I’d been consumed lately by this feeling of urgency, like I needed to keep moving, keep doing, like I was full of anxiety and I didn’t know how to make it stop. Driving took care of that. But it was a strange solution because I was moving, the feeling of urgency was gone, but the rest of the feelings were still there and all I had there was myself. I went from feeling free and excited to feeling alone and afraid and frustrated and lost and around Revelstoke I had no choice but to pull over and have a long overdue emotional breakdown. It’s a strange feeling to face yourself after so many years of focusing on others. I’ve know for quite some time that I’ve lost sight of some part of me, but what that is exactly, I don’t know yet. All I knew for sure on that drive was that I needed to be in a city that knows me, a city that raised me, with people who remember the me I’ve always been.

Last night I sat up all night with a couple of childhood friends and read notes we passed back and forth in High School. Some of it was funny, some was heart-breaking, and much of it was embarassing. But it was real. And that was just what I needed. Maybe all the bits and pieces of myself I’ve dropped along the way will slowly start to come back, now that it’s just me. Maybe being alone is alright for awhile.


Life Lessons

August 8, 2007

When times get tough I like to believe that I am learning something from it all. About life, about myself, about others, anything to make it seem necessary to go through pain. But this weekend I’m not too sure what I’ve learned of value. Maybe it’s too early yet to understand or maybe it was just one of those bleak moments in my life that I’m not meant to gain anything from but cynicism. The only three things that seem clear to me are that I have an awful lot of clothes, even more pairs of shoes, and the next time I want to move in with someone I will consider it with great reservation because moving out is one of the most traumatic relationship experiences I have ever had.


My Issue With Time Travel

May 25, 2007

This has been bothering me for a few days now…

Time travel. I know it’s not possible, not yet anyway, so you’ll have to just go with me on this one and suspend your disbelief for a few moments. Let’s say a character in a movie or a tv show or a book travels back in time to stop some horrible event from happening — a narrative that we have seen many times. And let’s say the hero succeeds in changing the future. So if there is no horrible event to stop anymore, then the hero doesn’t need to go back again, thus he would not have been present in the past to change it. Are you still with me? What I’m trying to say is that, logically, the whole system breaks down.

I saw the movie Deja Vu last week (it was horrible, don’t ask me why I watched it) and was struck by the logical impossibility of the conclusion.

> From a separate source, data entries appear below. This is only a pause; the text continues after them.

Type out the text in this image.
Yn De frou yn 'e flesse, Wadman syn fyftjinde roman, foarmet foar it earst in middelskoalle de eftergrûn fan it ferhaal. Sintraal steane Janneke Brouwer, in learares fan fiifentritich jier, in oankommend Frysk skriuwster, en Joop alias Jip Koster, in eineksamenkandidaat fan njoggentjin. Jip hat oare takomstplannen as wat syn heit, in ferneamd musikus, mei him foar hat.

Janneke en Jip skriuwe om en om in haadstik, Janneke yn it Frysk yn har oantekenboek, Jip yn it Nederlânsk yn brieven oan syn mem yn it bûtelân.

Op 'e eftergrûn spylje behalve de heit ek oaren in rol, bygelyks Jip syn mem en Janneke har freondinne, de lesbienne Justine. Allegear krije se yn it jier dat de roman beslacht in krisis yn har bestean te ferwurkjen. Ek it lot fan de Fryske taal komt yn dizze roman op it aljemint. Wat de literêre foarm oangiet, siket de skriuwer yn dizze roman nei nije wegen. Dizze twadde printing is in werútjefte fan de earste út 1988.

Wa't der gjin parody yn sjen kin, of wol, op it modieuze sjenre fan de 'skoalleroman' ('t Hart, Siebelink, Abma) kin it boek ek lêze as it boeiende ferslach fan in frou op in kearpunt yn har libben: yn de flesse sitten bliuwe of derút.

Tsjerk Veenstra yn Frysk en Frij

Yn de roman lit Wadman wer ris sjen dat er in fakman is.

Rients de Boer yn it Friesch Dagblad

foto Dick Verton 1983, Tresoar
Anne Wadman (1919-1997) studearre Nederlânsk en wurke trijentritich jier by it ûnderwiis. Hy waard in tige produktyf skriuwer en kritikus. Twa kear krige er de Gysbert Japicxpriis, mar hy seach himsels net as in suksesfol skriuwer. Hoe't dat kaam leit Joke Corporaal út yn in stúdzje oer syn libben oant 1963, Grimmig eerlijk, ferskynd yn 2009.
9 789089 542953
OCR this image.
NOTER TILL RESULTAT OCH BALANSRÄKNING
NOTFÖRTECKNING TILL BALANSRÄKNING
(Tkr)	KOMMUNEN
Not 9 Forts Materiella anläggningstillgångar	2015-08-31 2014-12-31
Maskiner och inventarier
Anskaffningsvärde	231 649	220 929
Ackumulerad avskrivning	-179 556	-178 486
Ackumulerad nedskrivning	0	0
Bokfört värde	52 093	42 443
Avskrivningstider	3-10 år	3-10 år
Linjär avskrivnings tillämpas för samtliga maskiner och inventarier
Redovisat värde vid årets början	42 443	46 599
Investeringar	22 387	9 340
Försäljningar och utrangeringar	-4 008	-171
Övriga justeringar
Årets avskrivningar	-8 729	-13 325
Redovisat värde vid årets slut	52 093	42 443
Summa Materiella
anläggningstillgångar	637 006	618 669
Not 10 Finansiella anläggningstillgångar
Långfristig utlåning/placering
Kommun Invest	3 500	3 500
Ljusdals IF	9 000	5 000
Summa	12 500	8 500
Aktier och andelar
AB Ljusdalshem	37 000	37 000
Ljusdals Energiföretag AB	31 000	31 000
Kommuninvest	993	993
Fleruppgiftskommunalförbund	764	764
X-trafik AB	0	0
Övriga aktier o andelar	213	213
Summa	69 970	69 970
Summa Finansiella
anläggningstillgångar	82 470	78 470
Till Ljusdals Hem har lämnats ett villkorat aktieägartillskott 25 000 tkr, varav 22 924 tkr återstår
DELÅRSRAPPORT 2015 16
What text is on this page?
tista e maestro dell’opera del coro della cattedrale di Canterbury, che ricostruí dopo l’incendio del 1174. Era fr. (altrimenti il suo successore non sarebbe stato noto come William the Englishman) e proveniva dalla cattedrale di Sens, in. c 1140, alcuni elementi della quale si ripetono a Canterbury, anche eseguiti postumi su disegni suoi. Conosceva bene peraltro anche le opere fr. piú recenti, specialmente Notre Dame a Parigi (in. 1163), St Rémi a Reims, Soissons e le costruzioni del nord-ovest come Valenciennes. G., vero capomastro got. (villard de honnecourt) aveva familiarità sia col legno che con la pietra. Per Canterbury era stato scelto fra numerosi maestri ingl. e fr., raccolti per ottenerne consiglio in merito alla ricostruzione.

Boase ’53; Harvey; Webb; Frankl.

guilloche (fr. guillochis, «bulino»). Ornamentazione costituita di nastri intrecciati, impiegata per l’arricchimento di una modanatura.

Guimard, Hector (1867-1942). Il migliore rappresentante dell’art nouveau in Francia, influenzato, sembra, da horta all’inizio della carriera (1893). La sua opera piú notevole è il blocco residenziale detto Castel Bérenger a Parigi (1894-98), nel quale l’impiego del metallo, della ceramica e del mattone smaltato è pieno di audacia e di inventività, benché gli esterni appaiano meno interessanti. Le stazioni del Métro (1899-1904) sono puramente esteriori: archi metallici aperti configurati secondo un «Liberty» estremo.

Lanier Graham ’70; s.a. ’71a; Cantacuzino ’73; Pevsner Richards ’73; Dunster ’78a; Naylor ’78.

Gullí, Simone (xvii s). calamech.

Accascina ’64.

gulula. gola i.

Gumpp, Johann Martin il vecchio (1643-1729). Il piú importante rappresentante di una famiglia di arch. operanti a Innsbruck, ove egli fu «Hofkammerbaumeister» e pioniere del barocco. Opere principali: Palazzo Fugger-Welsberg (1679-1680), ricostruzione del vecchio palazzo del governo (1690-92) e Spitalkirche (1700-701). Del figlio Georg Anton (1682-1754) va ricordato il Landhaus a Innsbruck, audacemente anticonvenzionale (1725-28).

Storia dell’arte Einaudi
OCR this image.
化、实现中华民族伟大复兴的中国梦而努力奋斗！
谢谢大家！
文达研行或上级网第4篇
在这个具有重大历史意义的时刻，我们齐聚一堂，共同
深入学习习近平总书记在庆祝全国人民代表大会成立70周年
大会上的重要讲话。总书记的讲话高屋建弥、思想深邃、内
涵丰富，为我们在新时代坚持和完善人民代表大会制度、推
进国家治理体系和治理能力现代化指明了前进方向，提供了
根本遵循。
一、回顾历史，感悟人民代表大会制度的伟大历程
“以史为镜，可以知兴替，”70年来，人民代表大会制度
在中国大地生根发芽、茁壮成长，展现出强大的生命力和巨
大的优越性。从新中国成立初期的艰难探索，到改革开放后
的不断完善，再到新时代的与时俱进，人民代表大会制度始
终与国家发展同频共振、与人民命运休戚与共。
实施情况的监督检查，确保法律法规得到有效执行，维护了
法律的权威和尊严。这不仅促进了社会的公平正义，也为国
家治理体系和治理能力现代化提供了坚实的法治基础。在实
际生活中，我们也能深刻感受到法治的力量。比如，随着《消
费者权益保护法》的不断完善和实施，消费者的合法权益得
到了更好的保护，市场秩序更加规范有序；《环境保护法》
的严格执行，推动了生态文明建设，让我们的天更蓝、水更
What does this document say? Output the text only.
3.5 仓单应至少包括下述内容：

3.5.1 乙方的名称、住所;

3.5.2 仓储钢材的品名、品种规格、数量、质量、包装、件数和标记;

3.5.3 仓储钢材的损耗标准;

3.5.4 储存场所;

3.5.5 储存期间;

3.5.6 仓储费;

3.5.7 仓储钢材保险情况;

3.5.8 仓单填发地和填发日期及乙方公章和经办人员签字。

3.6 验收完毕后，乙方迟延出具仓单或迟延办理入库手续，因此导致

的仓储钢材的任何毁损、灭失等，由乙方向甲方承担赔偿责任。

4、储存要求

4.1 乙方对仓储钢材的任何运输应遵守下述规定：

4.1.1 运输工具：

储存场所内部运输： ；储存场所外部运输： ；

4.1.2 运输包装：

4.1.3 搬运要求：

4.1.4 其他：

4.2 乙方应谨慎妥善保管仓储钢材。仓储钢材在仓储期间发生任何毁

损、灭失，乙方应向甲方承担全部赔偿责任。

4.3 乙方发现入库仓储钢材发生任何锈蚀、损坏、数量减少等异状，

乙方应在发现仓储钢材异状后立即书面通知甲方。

Denzel Washington goes back in time to stop a terrorist bombing and save a woman’s life. Of course, he and the woman fall in love but he dies while saving the day. Keep in mind that this is Future Denzel operating in the past. At the end, after Future Denzel has died, the woman meets Present Denzel and is oh so relieved. They live happily ever after. The thing is, because the bombing was stopped and the woman was saved, Present Denzel has no idea of this alternate progression of events. So of course, he won’t be going back into the past to stop these things that never happened. But if he doesn’t go back, he won’t be there to stop them from happening. You feeling me? It doesn’t work.

There is a similar logical gap in so many of our time travel stories. What about Bill and Ted’s Excellent Adventure? Don’t you think if Freud had been picked up by two guys in a phone booth and transported through time that his later works would have been much different? Then why weren’t Bill and Ted up on stage talking about Freud’s contributions to the science of time travel?

Everything falls apart.

Let’s hope we never actually make time travel possible. The whole world would just implode.